Как будто бы двадцатый день.
Хмызник представляет собой неразбериху ужасающего множества разнообразных растительных существ. Мхи, лишайники, псилофиты, папоротники, хвощи, плауны, саговники, а вперемежку с ними и высшие: сосна, пихта, буковые и березовые, ива, клен, вяз, магнолия, какие-то травы, платан, глициния, фисташки, акация и еще сотни мне совсем неизвестных — дня не хватит, чтобы в уме перечислить, что видишь только в радиусе протянутой руки. Формы веток, рисунки коры неисчерпаемы. Листья круглые, овальные, вытянутые, тонкие, почти просвечивают, и листья-лепешки, крошечные, с тарелку и с дверь размером, шестиугольные, резные, глянцевые, шерстистые, пупырчатые, дырчатые, мятые и ровные, липкие, колючие, маслянистые, гнутые и скрученные. Шишки, спорангии, сережки всех мыслимых видов. Кругом сыплются споры, летит пыльца. Все плодится на глазах. Все борется за свет, душит окружающих, задыхается само. Поэтому та же береза не созревает до полного дерева, а тонкими извилистыми стволами напоминает скорее лиану. Оборот живой материи чудовищно, по-сумасшедшему скор. Вряд ли что-нибудь существует здесь более года-двух.
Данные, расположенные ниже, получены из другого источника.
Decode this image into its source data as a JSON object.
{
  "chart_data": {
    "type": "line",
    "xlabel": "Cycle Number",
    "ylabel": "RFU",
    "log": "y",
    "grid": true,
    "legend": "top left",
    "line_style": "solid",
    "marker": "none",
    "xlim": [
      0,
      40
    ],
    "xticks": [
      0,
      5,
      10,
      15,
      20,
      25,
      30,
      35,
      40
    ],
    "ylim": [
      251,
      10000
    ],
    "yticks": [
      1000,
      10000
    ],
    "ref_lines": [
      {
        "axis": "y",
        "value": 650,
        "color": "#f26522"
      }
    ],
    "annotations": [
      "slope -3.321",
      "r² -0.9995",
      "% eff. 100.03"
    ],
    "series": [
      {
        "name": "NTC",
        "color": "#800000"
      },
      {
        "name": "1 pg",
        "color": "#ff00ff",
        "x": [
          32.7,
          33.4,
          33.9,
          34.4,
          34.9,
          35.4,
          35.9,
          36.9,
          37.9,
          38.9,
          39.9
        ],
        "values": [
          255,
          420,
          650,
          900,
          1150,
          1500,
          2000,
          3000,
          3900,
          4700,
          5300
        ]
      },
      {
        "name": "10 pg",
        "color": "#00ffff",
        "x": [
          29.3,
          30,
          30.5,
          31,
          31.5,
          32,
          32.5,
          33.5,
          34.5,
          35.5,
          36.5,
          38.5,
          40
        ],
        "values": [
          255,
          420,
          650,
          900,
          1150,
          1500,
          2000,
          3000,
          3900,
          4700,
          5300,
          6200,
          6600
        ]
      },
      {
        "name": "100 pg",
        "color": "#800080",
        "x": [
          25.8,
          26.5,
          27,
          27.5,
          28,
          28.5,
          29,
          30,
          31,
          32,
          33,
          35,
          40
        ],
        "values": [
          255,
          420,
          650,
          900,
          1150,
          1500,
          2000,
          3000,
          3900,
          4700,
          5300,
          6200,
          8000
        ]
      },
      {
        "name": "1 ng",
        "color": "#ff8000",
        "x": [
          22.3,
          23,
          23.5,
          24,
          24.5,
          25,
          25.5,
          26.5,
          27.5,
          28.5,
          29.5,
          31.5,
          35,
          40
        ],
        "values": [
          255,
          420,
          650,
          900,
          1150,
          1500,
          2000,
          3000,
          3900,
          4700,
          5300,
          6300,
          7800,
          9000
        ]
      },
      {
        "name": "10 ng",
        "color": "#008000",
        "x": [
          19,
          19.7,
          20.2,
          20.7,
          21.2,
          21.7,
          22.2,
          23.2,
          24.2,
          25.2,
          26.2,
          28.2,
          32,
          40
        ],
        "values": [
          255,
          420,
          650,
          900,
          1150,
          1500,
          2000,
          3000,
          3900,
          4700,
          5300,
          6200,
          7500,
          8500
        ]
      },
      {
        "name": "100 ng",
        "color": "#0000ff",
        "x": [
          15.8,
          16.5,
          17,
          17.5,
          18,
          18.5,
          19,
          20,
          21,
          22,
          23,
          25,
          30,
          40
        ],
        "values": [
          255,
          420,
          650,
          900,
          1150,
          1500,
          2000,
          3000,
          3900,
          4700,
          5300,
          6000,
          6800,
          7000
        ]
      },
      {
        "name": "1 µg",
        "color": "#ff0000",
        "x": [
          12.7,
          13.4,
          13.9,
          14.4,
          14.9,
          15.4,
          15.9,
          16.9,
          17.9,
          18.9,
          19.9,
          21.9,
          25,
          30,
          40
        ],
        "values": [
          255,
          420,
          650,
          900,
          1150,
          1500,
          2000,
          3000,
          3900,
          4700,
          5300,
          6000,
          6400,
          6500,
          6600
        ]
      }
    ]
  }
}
То же и в зверином царстве. Видел, как убегало нечто плоское, покрытое ромбическим щитом, сея за собой вереницу желтых яиц. Сзади, гонясь, их подбирало двуногое, из которого, в свою очередь, сыпались на ходу светло-серые шарики, тут же расхватываемые. Голодуха среди изобилия, суета, непрерывная драка. Невозможно поверить, что в этой панике может когда-нибудь возникнуть и развиться человек.